Maybe I’ll save someone else some suffering
databricks
Published

August 21, 2024

This is just a quick post because I couldn’t find good documentation for defining tasks in a loop format in databricks.

Let’s say I have a block in a DAB deployment that looks like this:

tasks:
    - task_key: "task_for_table_a"
        notebook_task:
            base_parameters:
                table: "table_a"
            notebook_path: "../jobs/table_task.py"
    - task_key: "task_for_table_b"
        notebook_task:
            base_parameters:
                table: "table_b"
            notebook_path: "../jobs/table_task.py"
    - task_key: "task_for_table_c"
        notebook_task:
            base_parameters:
                table: "table_c"
            notebook_path: "../jobs/table_task.py"

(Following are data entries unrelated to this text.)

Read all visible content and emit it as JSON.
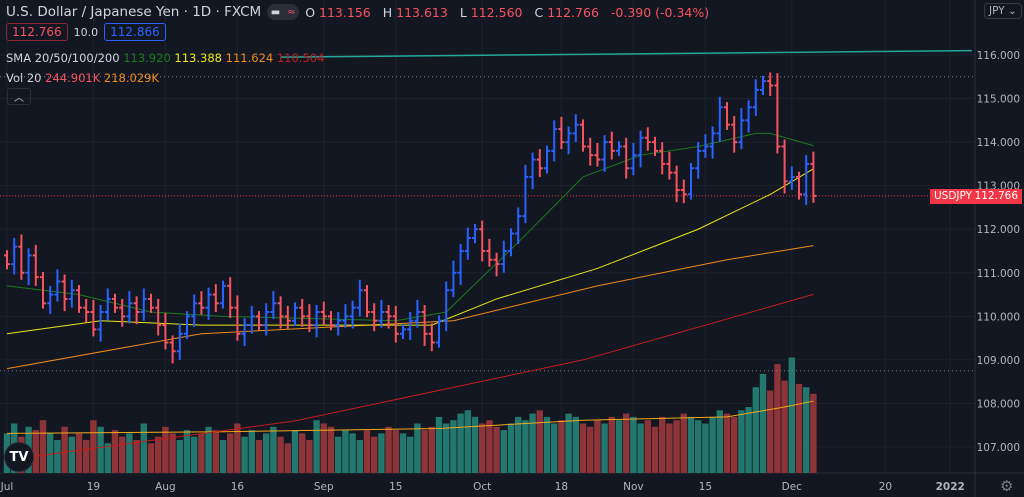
{
  "header": {
    "title": "U.S. Dollar / Japanese Yen · 1D · FXCM",
    "ohlc": {
      "o_label": "O",
      "o": "113.156",
      "h_label": "H",
      "h": "113.613",
      "l_label": "L",
      "l": "112.560",
      "c_label": "C",
      "c": "112.766",
      "change": "-0.390 (-0.34%)"
    },
    "sell_price": "112.766",
    "spread": "10.0",
    "buy_price": "112.866"
  },
  "indicators": {
    "sma_label": "SMA 20/50/100/200",
    "sma_values": [
      "113.920",
      "113.388",
      "111.624",
      "110.504"
    ],
    "vol_label": "Vol 20",
    "vol_values": [
      "244.901K",
      "218.029K"
    ]
  },
  "currency_button": "JPY",
  "price_label": {
    "symbol": "USDJPY",
    "value": "112.766"
  },
  "colors": {
    "up": "#2962ff",
    "down": "#f7525f",
    "vol_up": "#22786e",
    "vol_down": "#8c3438",
    "sma20": "#1b7a1b",
    "sma50": "#e8e815",
    "sma100": "#f08c1a",
    "sma200": "#c41c1c",
    "trendline": "#26a69a"
  },
  "chart_data": {
    "type": "ohlc",
    "y_ticks": [
      "116.000",
      "115.000",
      "114.000",
      "113.000",
      "112.000",
      "111.000",
      "110.000",
      "109.000",
      "108.000",
      "107.000"
    ],
    "x_ticks": [
      {
        "label": "Jul",
        "bar": 0
      },
      {
        "label": "19",
        "bar": 12
      },
      {
        "label": "Aug",
        "bar": 22
      },
      {
        "label": "16",
        "bar": 32
      },
      {
        "label": "Sep",
        "bar": 44
      },
      {
        "label": "15",
        "bar": 54
      },
      {
        "label": "Oct",
        "bar": 66
      },
      {
        "label": "18",
        "bar": 77
      },
      {
        "label": "Nov",
        "bar": 87
      },
      {
        "label": "15",
        "bar": 97
      },
      {
        "label": "Dec",
        "bar": 109
      },
      {
        "label": "20",
        "bar": 122
      },
      {
        "label": "2022",
        "bar": 131
      }
    ],
    "closes": [
      111.2,
      111.6,
      111.0,
      111.4,
      110.9,
      110.3,
      110.5,
      110.8,
      110.4,
      110.6,
      110.2,
      110.1,
      109.7,
      110.1,
      110.4,
      110.2,
      110.0,
      110.3,
      110.1,
      110.4,
      110.2,
      109.8,
      109.4,
      109.2,
      109.6,
      110.0,
      110.3,
      110.2,
      110.5,
      110.3,
      110.7,
      110.2,
      109.6,
      109.8,
      110.0,
      109.8,
      110.1,
      110.3,
      110.0,
      109.9,
      110.2,
      110.0,
      109.8,
      110.1,
      110.0,
      109.8,
      109.9,
      110.0,
      110.2,
      110.6,
      110.1,
      109.9,
      110.1,
      110.0,
      109.6,
      109.7,
      109.9,
      110.1,
      109.6,
      109.4,
      109.9,
      110.6,
      111.0,
      111.5,
      111.8,
      112.0,
      111.5,
      111.3,
      111.2,
      111.5,
      111.9,
      112.3,
      113.2,
      113.6,
      113.4,
      113.8,
      114.3,
      114.0,
      114.2,
      114.4,
      113.9,
      113.7,
      113.6,
      114.0,
      113.8,
      113.9,
      113.4,
      113.7,
      114.1,
      114.0,
      113.8,
      113.5,
      113.3,
      112.9,
      112.8,
      113.4,
      113.8,
      113.9,
      114.2,
      114.8,
      114.4,
      114.0,
      114.5,
      114.8,
      115.2,
      115.4,
      115.3,
      113.9,
      113.1,
      113.2,
      112.8,
      113.5,
      112.766
    ],
    "volumes_k": [
      120,
      150,
      110,
      140,
      130,
      160,
      120,
      100,
      140,
      110,
      120,
      100,
      160,
      140,
      90,
      130,
      110,
      120,
      100,
      150,
      90,
      110,
      140,
      120,
      100,
      130,
      110,
      120,
      140,
      130,
      100,
      120,
      150,
      110,
      130,
      100,
      120,
      140,
      110,
      90,
      130,
      120,
      100,
      160,
      150,
      140,
      110,
      130,
      120,
      100,
      130,
      110,
      120,
      140,
      130,
      120,
      110,
      150,
      130,
      140,
      170,
      150,
      160,
      180,
      190,
      170,
      150,
      160,
      140,
      130,
      150,
      170,
      160,
      180,
      190,
      170,
      150,
      160,
      180,
      170,
      150,
      140,
      160,
      150,
      170,
      160,
      180,
      170,
      150,
      160,
      140,
      170,
      150,
      160,
      180,
      170,
      160,
      150,
      170,
      190,
      180,
      170,
      190,
      200,
      260,
      300,
      250,
      330,
      280,
      350,
      270,
      260,
      240
    ],
    "sma20": [
      [
        0,
        110.7
      ],
      [
        10,
        110.5
      ],
      [
        20,
        110.1
      ],
      [
        30,
        110.0
      ],
      [
        54,
        109.9
      ],
      [
        61,
        110.1
      ],
      [
        71,
        111.7
      ],
      [
        80,
        113.2
      ],
      [
        88,
        113.7
      ],
      [
        96,
        113.9
      ],
      [
        104,
        114.2
      ],
      [
        106,
        114.2
      ],
      [
        112,
        113.92
      ]
    ],
    "sma50": [
      [
        0,
        109.6
      ],
      [
        13,
        109.9
      ],
      [
        27,
        109.8
      ],
      [
        59,
        109.8
      ],
      [
        68,
        110.4
      ],
      [
        82,
        111.1
      ],
      [
        96,
        112.0
      ],
      [
        106,
        112.8
      ],
      [
        112,
        113.388
      ]
    ],
    "sma100": [
      [
        0,
        108.8
      ],
      [
        27,
        109.6
      ],
      [
        62,
        109.9
      ],
      [
        82,
        110.7
      ],
      [
        100,
        111.3
      ],
      [
        112,
        111.624
      ]
    ],
    "sma200": [
      [
        0,
        106.7
      ],
      [
        40,
        107.6
      ],
      [
        80,
        109.0
      ],
      [
        112,
        110.504
      ]
    ],
    "vol_ma_k": [
      [
        0,
        120
      ],
      [
        30,
        125
      ],
      [
        60,
        135
      ],
      [
        80,
        160
      ],
      [
        100,
        170
      ],
      [
        108,
        200
      ],
      [
        112,
        218
      ]
    ],
    "trendline": [
      [
        38,
        115.95
      ],
      [
        134,
        116.1
      ]
    ],
    "h_lines": [
      115.5,
      108.75
    ]
  }
}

And I want to convert it into a for_each_task The api docs describe a for_each_task as having an inputs field, a concurrency field, and then a task field that defines the task that will be run for each element of the array.

That’s all good, but they don’t actually show how to structure that inputs field or pass it into the looping task. This snippet below shows how it works.

tasks:
    - task_key: "task_for_tables"
        for_each_task:
            inputs: "[\"table_a\",\"table_b\",\"table_c\"]"
            concurrency: 1 # or whatever
            task:
                task_key: "task_for_tables_loop"
                notebook_task:
                    base_parameters:
                        table: "{{input}}"
                    notebook_path: "../jobs/table_task.py"

Note the weird formatting for inputs and the need to define an inner and outer task key. I think the string can be any json style string, so if you wanted more complex inputs you could create a list of maps instead of the list of strings in this example. I think you can pass stuff in from another task to define inputs, but I didn’t have a requirement for that so I haven’t tested it.